Co-Authored-By: Claude Opus 4.6 (1M context) <noreply@anthropic.com>

* chore: bump version and changelog (v0.13.9.0)

Co-Authored-By: Claude Opus 4.6 (1M context) <noreply@anthropic.com>

* fix: add inspector message types to background.js allowlist

Pre-existing bug found by Codex: ALLOWED_TYPES in background.js was missing
all inspector message types (startInspector, stopInspector, elementPicked,
pickerCancelled, applyStyle, toggleClass, injectCSS, resetAll, inspectResult).
Messages were silently rejected, making the inspector broken on ALL pages.

Also: separate executeScript and insertCSS into individual try blocks in
injectInspector(), store inspectorMode for routing, and add content.js
fallback when script injection fails (CSP, chrome:// pages).

Co-Authored-By: Claude Opus 4.6 (1M context) <noreply@anthropic.com>

* feat: basic element picker in content.js for CSP-restricted pages

When inspector.js can't be injected (CSP, chrome:// pages), content.js
provides a basic picker using getComputedStyle + CSSOM:
- startBasicPicker/stopBasicPicker message handlers
- captureBasicData() with ~30 key CSS properties, box model, matched rules
- Hover highlight with outline save/restore (never leaves artifacts)
- Click uses e.target directly (no re-querying by selector)
- Sends inspectResult with mode:'basic' for sidebar rendering
- Escape key cancels picker and restores outlines

Co-Authored-By: Claude Opus 4.6 (1M context) <noreply@anthropic.com>

* feat: cleanup + screenshot buttons in sidebar inspector toolbar

Two action buttons in the inspector toolbar:
- Cleanup (🧹): POSTs cleanup --all to server, shows spinner, chat
  notification on success, resets inspector state (element may be removed)
- Screenshot (📸): POSTs screenshot to server, shows spinner, chat
  notification with saved file path

Shared infrastructure:
- .inspector-action-btn CSS with loading spinner via ::after pseudo-element
- chat-notification type in addChatEntry() for system messages
- package.json version bump to 0.13.9.0

Co-Authored-By: Claude Opus 4.6 (1M context) <noreply@anthropic.com>

* test: inspector allowlist, CSP fallback, cleanup/screenshot buttons

16 new tests in sidebar-ux.test.ts:
- Inspector message allowlist includes all inspector types
- content.js basic picker (startBasicPicker, captureBasicData, CSSOM,
  outline save/restore, inspectResult with mode basic, Escape cleanup)
- background.js CSP fallback (separate try blocks, inspectorMode, fallback)
- Cleanup button (POST /command, inspector reset after success)
- Screenshot button (POST /command, notification rendering)
- Chat notification type and CSS styles

Co-Authored-By: Claude Opus 4.6 (1M context) <noreply@anthropic.com>

* docs: update project documentation for v0.13.9.0

Co-Authored-By: Claude Opus 4.6 (1M context) <noreply@anthropic.com>

* feat: cleanup + screenshot buttons in chat toolbar (not just inspector)

Quick actions toolbar (🧹 Cleanup, 📸 Screenshot) now appears above the chat
input, always visible.
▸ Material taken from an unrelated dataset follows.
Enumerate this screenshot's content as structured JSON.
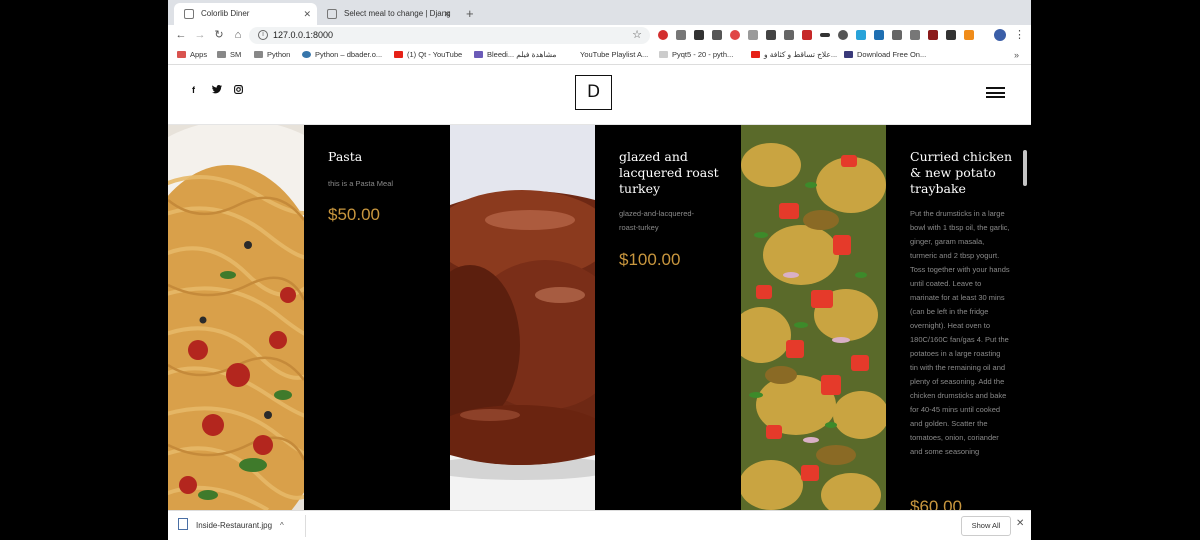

Both inspector and chat buttons share runCleanup() and
runScreenshot() helper functions. Clicking either set shows loading state on
both simultaneously.

Co-Authored-By: Claude Opus 4.6 (1M context) <noreply@anthropic.com>

* test: chat toolbar buttons, shared helpers, quick-action-btn styles

Tests that chat toolbar exists (chat-cleanup-btn, chat-screenshot-btn,
quick-actions container), CSS styles (.quick-action-btn, .quick-action-btn.loading),
shared runCleanup/runScreenshot helper functions, and cleanup inspector reset.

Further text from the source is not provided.